Jakoś ku południowi rozpoczęła rosyjska artylerya ostrzeliwać świeżo przez nas zdobyte wzgórze, widocznie chcieli nas spędzić z niego, albo przynajmniej przeszkodzić w obwarowaniu pozycyj.
Z piekielnym świstem i hukiem, pękały szrapnele i granaty
rosyjskie, na szczęście bez szkody, albowiem korzystając z gęstych zarośli i
lasu, mogliśmy się dobrze ukrywać przed oczyma Moskali.
Za chwilę odpowiedziała nasza artylerya. Z początku jedna
baterya a później trzy, wzięły w krzyżowy ogień przeciwległe pozycye Rosyan.

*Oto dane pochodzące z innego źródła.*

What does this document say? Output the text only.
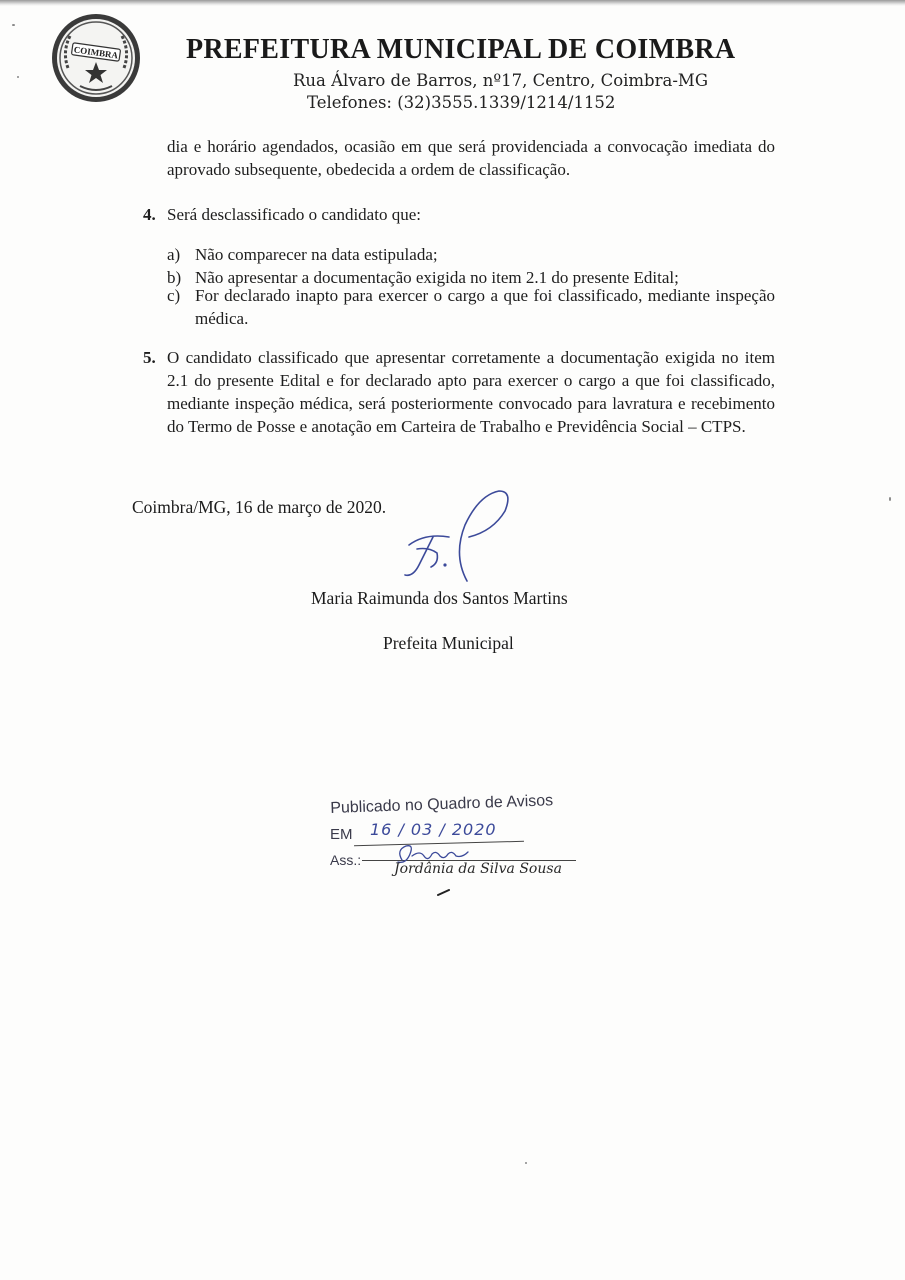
COIMBRA PREFEITURA MUNICIPAL DE COIMBRA
Rua Álvaro de Barros, nº17, Centro, Coimbra-MG
Telefones: (32)3555.1339/1214/1152
dia e horário agendados, ocasião em que será providenciada a convocação imediata do aprovado subsequente, obedecida a ordem de classificação.
4. Será desclassificado o candidato que:
a) Não comparecer na data estipulada;
b) Não apresentar a documentação exigida no item 2.1 do presente Edital;
c) For declarado inapto para exercer o cargo a que foi classificado, mediante inspeção médica.
5. O candidato classificado que apresentar corretamente a documentação exigida no item 2.1 do presente Edital e for declarado apto para exercer o cargo a que foi classificado, mediante inspeção médica, será posteriormente convocado para lavratura e recebimento do Termo de Posse e anotação em Carteira de Trabalho e Previdência Social – CTPS.
Coimbra/MG, 16 de março de 2020.
Maria Raimunda dos Santos Martins
Prefeita Municipal
Publicado no Quadro de Avisos
EM 16 / 03 / 2020
Ass.:
Jordânia da Silva Sousa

Skutek niedługo się okazał. Na wzgórzu powstało duże zamieszanie, a poza nim
wykryły nasze posterunki obserwacyjne kolumnę trenu nieprzyjacielskiego, którą
wzięto natychmiast w gwałtowny ogień. Jak się później dowiedzieliśmy, sprawił
on straszne szkody w owym oddziale. Kilka wozów z amunicją zapaliły nasze
pociski, a wybuch ten położył na placu, rozdarte na strzępy kawały ciała
ludzkiego z kilkunastu ludzi i zabił 28 koni.

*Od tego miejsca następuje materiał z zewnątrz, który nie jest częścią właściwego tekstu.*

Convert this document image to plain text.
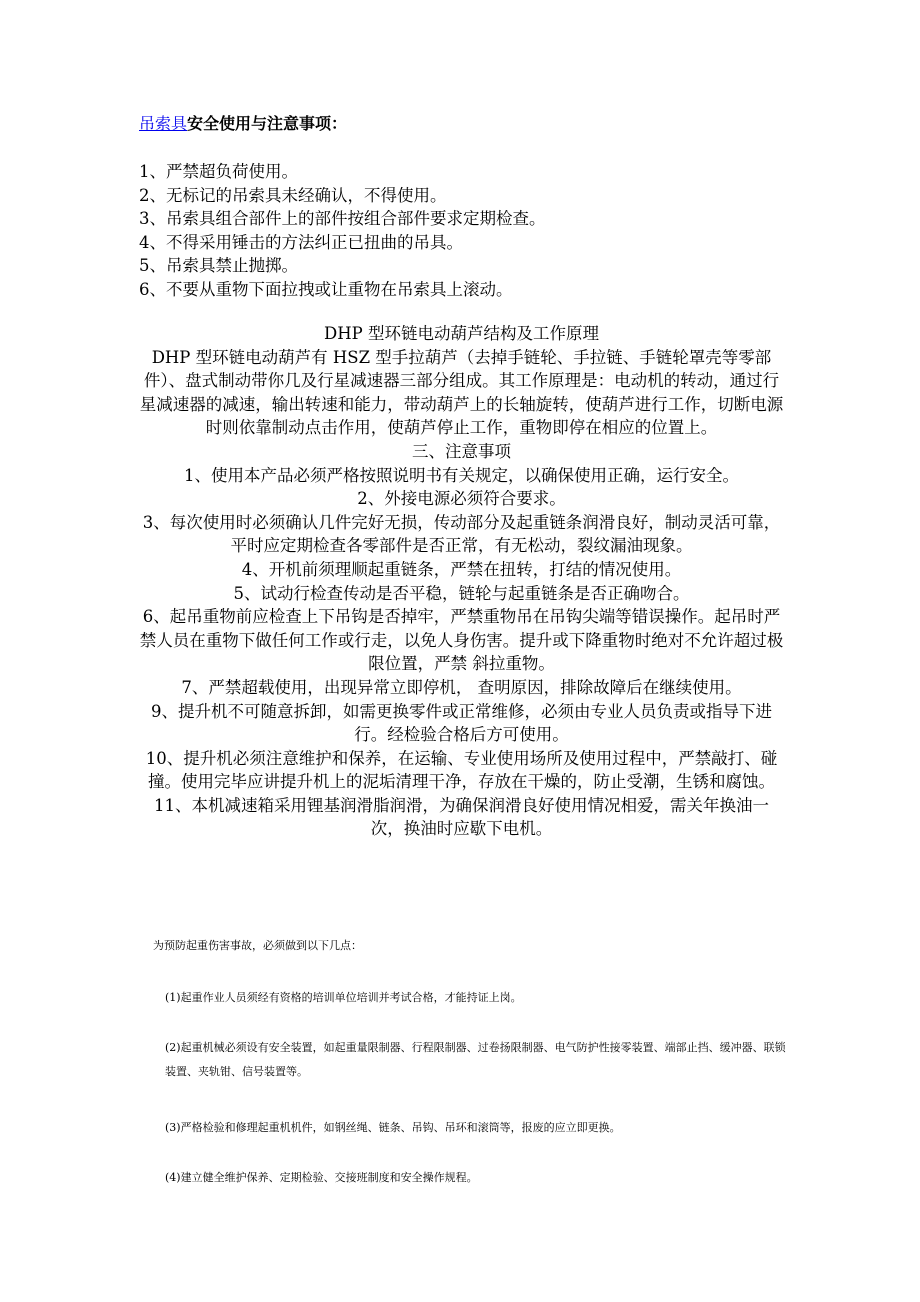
吊索具安全使用与注意事项：
1、严禁超负荷使用。
2、无标记的吊索具未经确认，不得使用。
3、吊索具组合部件上的部件按组合部件要求定期检查。
4、不得采用锤击的方法纠正已扭曲的吊具。
5、吊索具禁止抛掷。
6、不要从重物下面拉拽或让重物在吊索具上滚动。
DHP 型环链电动葫芦结构及工作原理
DHP 型环链电动葫芦有 HSZ 型手拉葫芦（去掉手链轮、手拉链、手链轮罩壳等零部件）、盘式制动带你几及行星减速器三部分组成。其工作原理是：电动机的转动，通过行星减速器的减速，输出转速和能力，带动葫芦上的长轴旋转，使葫芦进行工作，切断电源时则依靠制动点击作用，使葫芦停止工作，重物即停在相应的位置上。
三、注意事项
1、使用本产品必须严格按照说明书有关规定，以确保使用正确，运行安全。
2、外接电源必须符合要求。
3、每次使用时必须确认几件完好无损，传动部分及起重链条润滑良好，制动灵活可靠，平时应定期检查各零部件是否正常，有无松动，裂纹漏油现象。
4、开机前须理顺起重链条，严禁在扭转，打结的情况使用。
5、试动行检查传动是否平稳，链轮与起重链条是否正确吻合。
6、起吊重物前应检查上下吊钩是否掉牢，严禁重物吊在吊钩尖端等错误操作。起吊时严禁人员在重物下做任何工作或行走，以免人身伤害。提升或下降重物时绝对不允许超过极限位置，严禁 斜拉重物。
7、严禁超载使用，出现异常立即停机， 查明原因，排除故障后在继续使用。
9、提升机不可随意拆卸，如需更换零件或正常维修，必须由专业人员负责或指导下进行。经检验合格后方可使用。
10、提升机必须注意维护和保养，在运输、专业使用场所及使用过程中，严禁敲打、碰撞。使用完毕应讲提升机上的泥垢清理干净，存放在干燥的，防止受潮，生锈和腐蚀。
11、本机减速箱采用锂基润滑脂润滑，为确保润滑良好使用情况相爱，需关年换油一次，换油时应歇下电机。
为预防起重伤害事故，必须做到以下几点：
(1)起重作业人员须经有资格的培训单位培训并考试合格，才能持证上岗。
(2)起重机械必须设有安全装置，如起重量限制器、行程限制器、过卷扬限制器、电气防护性接零装置、端部止挡、缓冲器、联锁装置、夹轨钳、信号装置等。
(3)严格检验和修理起重机机件，如钢丝绳、链条、吊钩、吊环和滚筒等，报废的应立即更换。
(4)建立健全维护保养、定期检验、交接班制度和安全操作规程。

Zdjęcie opublikowane w prasie 13.03.1915. |
Dalej uszkodzone zostały wozy z żywnością i paszą. W nieopisanej trwodze, rzuciły się treny rosyjskie do ucieczki naprzełaj gdzie jeno mogli. A tu jeszcze do tego zapalił nasz szrapnel leśniczówkę gdzie właśnie, według późniejszego opowiadania jeńców znajdowała się kobaterye.
Mogliśmy już bez przeszkody umocnić nasze pozycye i
spokojnie oczekiwaliśmy nadejścia nocy. Na pewno należało się spodziewać, że
Rosyanie przypuszczą szturm do odebranych im pozycyi.

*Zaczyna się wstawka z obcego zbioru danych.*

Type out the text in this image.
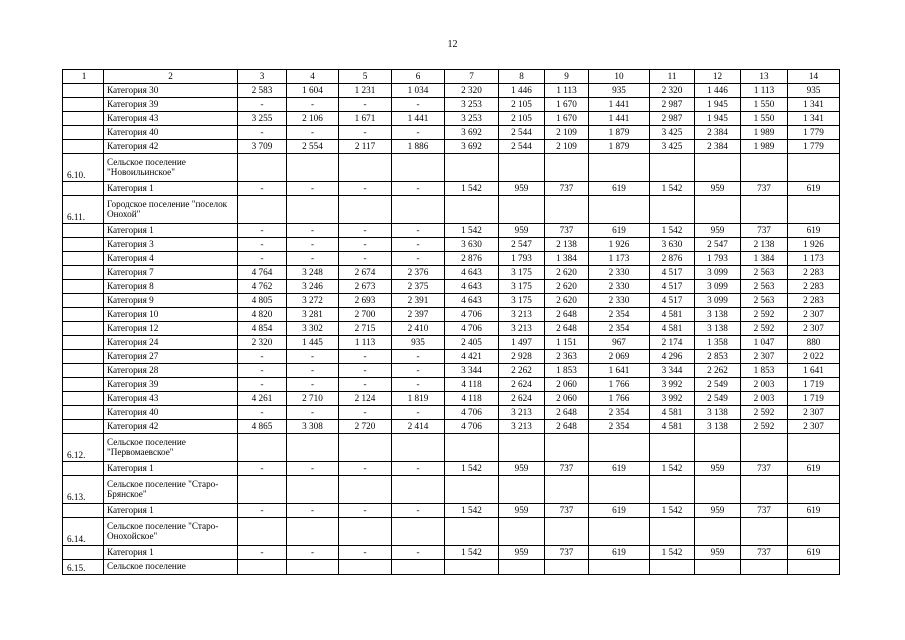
12
1	2	3	4	5	6	7	8	9	10	11	12	13	14
	Категория 30	2 583	1 604	1 231	1 034	2 320	1 446	1 113	935	2 320	1 446	1 113	935
	Категория 39	-	-	-	-	3 253	2 105	1 670	1 441	2 987	1 945	1 550	1 341
	Категория 43	3 255	2 106	1 671	1 441	3 253	2 105	1 670	1 441	2 987	1 945	1 550	1 341
	Категория 40	-	-	-	-	3 692	2 544	2 109	1 879	3 425	2 384	1 989	1 779
	Категория 42	3 709	2 554	2 117	1 886	3 692	2 544	2 109	1 879	3 425	2 384	1 989	1 779
6.10.	Сельское поселение "Новоильинское"												
	Категория 1	-	-	-	-	1 542	959	737	619	1 542	959	737	619
6.11.	Городское поселение "поселок Онохой"												
	Категория 1	-	-	-	-	1 542	959	737	619	1 542	959	737	619
	Категория 3	-	-	-	-	3 630	2 547	2 138	1 926	3 630	2 547	2 138	1 926
	Категория 4	-	-	-	-	2 876	1 793	1 384	1 173	2 876	1 793	1 384	1 173
	Категория 7	4 764	3 248	2 674	2 376	4 643	3 175	2 620	2 330	4 517	3 099	2 563	2 283
	Категория 8	4 762	3 246	2 673	2 375	4 643	3 175	2 620	2 330	4 517	3 099	2 563	2 283
	Категория 9	4 805	3 272	2 693	2 391	4 643	3 175	2 620	2 330	4 517	3 099	2 563	2 283
	Категория 10	4 820	3 281	2 700	2 397	4 706	3 213	2 648	2 354	4 581	3 138	2 592	2 307
	Категория 12	4 854	3 302	2 715	2 410	4 706	3 213	2 648	2 354	4 581	3 138	2 592	2 307
	Категория 24	2 320	1 445	1 113	935	2 405	1 497	1 151	967	2 174	1 358	1 047	880
	Категория 27	-	-	-	-	4 421	2 928	2 363	2 069	4 296	2 853	2 307	2 022
	Категория 28	-	-	-	-	3 344	2 262	1 853	1 641	3 344	2 262	1 853	1 641
	Категория 39	-	-	-	-	4 118	2 624	2 060	1 766	3 992	2 549	2 003	1 719
	Категория 43	4 261	2 710	2 124	1 819	4 118	2 624	2 060	1 766	3 992	2 549	2 003	1 719
	Категория 40	-	-	-	-	4 706	3 213	2 648	2 354	4 581	3 138	2 592	2 307
	Категория 42	4 865	3 308	2 720	2 414	4 706	3 213	2 648	2 354	4 581	3 138	2 592	2 307
6.12.	Сельское поселение "Первомаевское"												
	Категория 1	-	-	-	-	1 542	959	737	619	1 542	959	737	619
6.13.	Сельское поселение "Старо-Брянское"												
	Категория 1	-	-	-	-	1 542	959	737	619	1 542	959	737	619
6.14.	Сельское поселение "Старо-Онохойское"												
	Категория 1	-	-	-	-	1 542	959	737	619	1 542	959	737	619
6.15.	Сельское поселение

Jakoś nie zawiodło oczekiwanie. Pod osłoną gęstej mgły
ruszyli oni ku nam. Przypuściliśmy ich pod same niemal nasze stanowiska, a
wtedy poszły w ruch nasze ręczne i maszynowe karabiny. Pomimo strasznego ognia
nie cofnęli się oni jednak, ale korzystając ze znajomości tego terenu,
wyzyskują każdą zasłonę naturalną, z pośród której stawiali opór, walczyli
dzielnie wspierani przez nadchodzącą im ciągle rezerwę. Wtedy nie było innej
rady, jeno atakiem na bagnety wykurzyć ich, zanim potrafią się lepiej okopać,
ponieważ wtedy trudniej byłoby wykurzyć ich z lesistej przestrzeni.
Hurra! Wiwat Austrya! Niech żyje cesarz! zagrzmiało jak
burza w powietrzu i wkrótce skrzyżowaliśmy nasze szable z rosyjskimi. Bagnety
rychło okazały się skuteczne. Nietrwało długo, a Moskale pierzchli nazad skąd
przyszli. Pareset trupów, kilkuset rannych ciężko i jeńców zostało w ręku
naszym. Tej nocy sąsiednia nasza grupa, odparłszy atak, przeszła sama do ataku
i zajęła część wzgórza, dla utrzymania którego należało dać tam większe
posiłki. A równocześnie postanowiła nasza komenda zająć pewne pasmo górskie,
mające dla nas ogromnie strategiczne znaczenie.